Outro estudo realizado
por pesquisadores franceses, publicado na revista científica International
Journal of Cancer, mostrou que mulheres que trabalham em jornada noturna também
apresentam mais chances de desenvolver câncer de mama.
A explicação é que a
iluminação artificial do período noturno pode afetar o funcionamento da
glândula pineal, responsável pela produção de melatonina, e reduzir a produção
desse hormônio.
Isso porque a
melatonina, que tem um papel crucial em regular o ciclo de sono, é fabricada
pelo organismo na ausência de luz.
"Por sua vez, a
supressão da melatonina aumenta a produção de estrogênio.

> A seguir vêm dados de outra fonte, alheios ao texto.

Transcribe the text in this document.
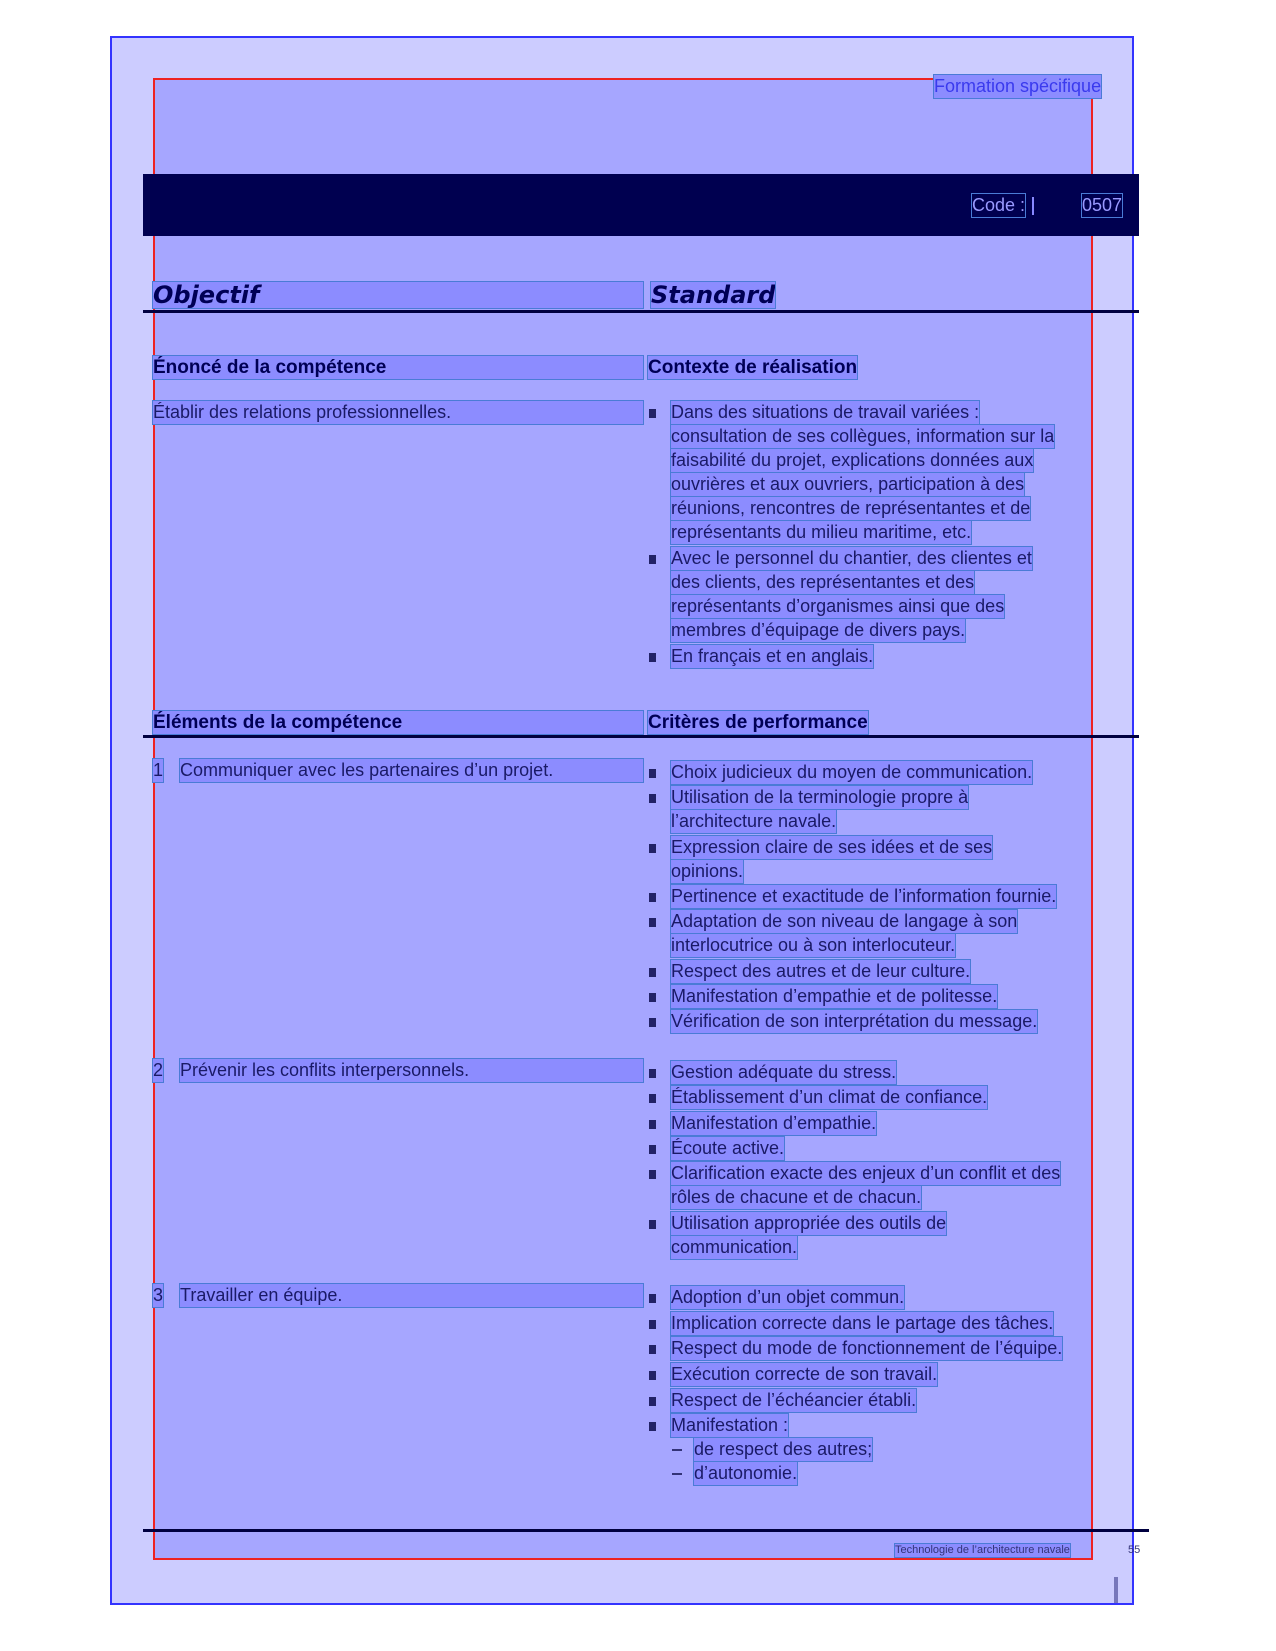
Formation spécifique
Code :	0507
Objectif	Standard
Énoncé de la compétence	Contexte de réalisation
Établir des relations professionnelles.	Dans des situations de travail variées :
consultation de ses collègues, information sur la
faisabilité du projet, explications données aux
ouvrières et aux ouvriers, participation à des
réunions, rencontres de représentantes et de
représentants du milieu maritime, etc.
Avec le personnel du chantier, des clientes et
des clients, des représentantes et des
représentants d’organismes ainsi que des
membres d’équipage de divers pays.
En français et en anglais.
Éléments de la compétence	Critères de performance
1 Communiquer avec les partenaires d’un projet.	Choix judicieux du moyen de communication.
Utilisation de la terminologie propre à
l’architecture navale.
Expression claire de ses idées et de ses
opinions.
Pertinence et exactitude de l’information fournie.
Adaptation de son niveau de langage à son
interlocutrice ou à son interlocuteur.
Respect des autres et de leur culture.
Manifestation d’empathie et de politesse.
Vérification de son interprétation du message.
2 Prévenir les conflits interpersonnels.	Gestion adéquate du stress.
Établissement d’un climat de confiance.
Manifestation d’empathie.
Écoute active.
Clarification exacte des enjeux d’un conflit et des
rôles de chacune et de chacun.
Utilisation appropriée des outils de
communication.
3 Travailler en équipe.	Adoption d’un objet commun.
Implication correcte dans le partage des tâches.
Respect du mode de fonctionnement de l’équipe.
Exécution correcte de son travail.
Respect de l’échéancier établi.
Manifestation :
de respect des autres;
d’autonomie.
Technologie de l’architecture navale	55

Quando esse hormônio
aumenta, a chance de câncer de mama aumenta também", explica Assunção.
Esse efeito é ainda
mais intenso em trabalhadoras noturnas que enfrentam situações estressantes,
segundo o estudo.
"Nessas
situações, são produzidas substâncias nocivas que tem a ver com a geração de
células cancerígenas”, explica Ada.
No Brasil, uma
pesquisa realizada pela Universidade de São Paulo (USP) também revelou que
profissionais de saúde noturnos têm risco aumentado de sofrerem de sobrepeso ou
obesidade.
De acordo com o
estudo, horários irregulares das refeições combinado com dessincronização do
ciclo circadiano, privação do sono e sedentarismo contribuem para o maior
risco.
Moreno acrescenta
ainda que mulheres grávidas não devem trabalhar mais de um turno noturno por
semana para reduzir o risco de aborto espontâneo.
Em busca de qualidade
de vida, a motorista de aplicativo Simone resolveu mudar sua rotina para
diminuir a quantidade de horas trabalhadas na madrugada. Agora, começa às 14h e
para às 2h.
"É uma forma que
encontrei de conseguir dormir mais à noite e voltar a fazer coisas que
gostava", diz ela.
"Antes, minha
vida era somente trabalhar e dormir".
• Quais são os direitos do trabalhador
noturno?
No Brasil, a
legislação trabalhista proíbe que menores de 18 anos trabalhem em jornadas
noturnas, que vão das 22h às 5h.
"Essa medida visa
garantir não somente a segurança, como o desenvolvimento saudável dos
menores", diz Mauricio Nahas Borges, advogado e membro da Comissão da
Advocacia Trabalhista da OAB-SP.
Borges explica ainda
que o trabalhador noturno tem direito a receber um acréscimo de até 20% no
valor pago pela hora trabalhada, o chamado adicional noturno.
Além disso, se o
empregado iniciar sua jornada às 22h de um dia e tiver esta jornada estendida
para o período diurno, ou seja, após às 5h, o adicional noturno deve ser pago
para todas as horas daquela jornada.
Outra diferença é a
hora reduzida. Enquanto a hora normal do trabalhador diurno dura 60 minutos, a
hora noturna, segundo a lei, nas atividades urbanas, é computada como sendo de
52 minutos e 30 segundos.
Isso significa que, na
prática, ao final de uma jornada de oito horas, por exemplo, o trabalhador vai
receber por nove horas trabalhadas, acrescidas do adicional de 20%.
Segundo Francisco
Cortes Fernandes, da ANAMT, essas regras trabalhistas visam mitigar os impactos
da jornada noturna na saúde do empregado.
"Além dessas
medidas, também é importante evitar jornadas de trabalho noturnas prolongadas e
mais de três turnos noturnos consecutivos", alerta Fernandes.